Purpose: Drugs used in the treatment of diseases can cause several unwanted systemic side effects. A site-specific drug delivery system can eliminate such consequences by delivering drugs to certain target areas of the body where therapeutic effects are required. Here we present the preparation and evaluation of magnetic nanoparticles of capsaicin, the active ingredient in chili peppers, coated with poly-L-lactide co-glycolide (PLGA), a FDA-approved biodegradable bioavailable polymer.
Methods: PCMN were prepared by solvent-evaporation/coprecipitation technique and their physicochemical and pharmacological characteristics evaluated in vitro. Further, effective pain/inflammation therapeutics of PCMN in a mouse model of inflammation was also studied. We also prepared and evaluated the subcellular localization of PLGA coated fluorescence magnetic nanoparticle (PFMN) in vitro in HEK293 cells.
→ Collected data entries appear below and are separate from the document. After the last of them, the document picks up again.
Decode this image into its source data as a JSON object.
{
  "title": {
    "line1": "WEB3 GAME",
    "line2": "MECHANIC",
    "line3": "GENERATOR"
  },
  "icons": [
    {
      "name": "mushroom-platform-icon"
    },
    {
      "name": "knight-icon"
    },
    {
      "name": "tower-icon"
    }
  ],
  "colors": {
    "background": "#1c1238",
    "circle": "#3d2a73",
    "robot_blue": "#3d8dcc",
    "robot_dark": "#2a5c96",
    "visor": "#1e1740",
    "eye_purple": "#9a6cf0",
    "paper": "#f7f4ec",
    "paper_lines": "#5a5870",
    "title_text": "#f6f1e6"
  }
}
Results: Transmission electron microscopic images of PCMN showed that the size of the nanoparticles were of the order of 10-20 nm. PCMN showed approximately 9.29% drug loading and 89.15% encapsulation efficiencies. In vitro dissolution studies showed an increased solubility of capsaicin due to the nano-size of the PCMN, while PLGA coating allowed sustained release of capsaicin in vitro. The PCMN also reduced paw edema after injection in mice, and confocal microscopy revealed the successful intracellular localization of PLGA-coated fluorescein magnetic nanoparticles in HEK293 cells.
Conclusion: The PCMN provided a sustained release of capsaicin in vitro and inhibited carrageenan-induced inflammatory pain in mouse model in vivo. These data suggest that PLGA coating of capsaicin magnetic nanoparticles have the potential to be amenable for a sustained release of capsaicin to relieve pain.
Keywords: PLGA; TRPV1; capsaicin; magnetic nanoparticles; pain.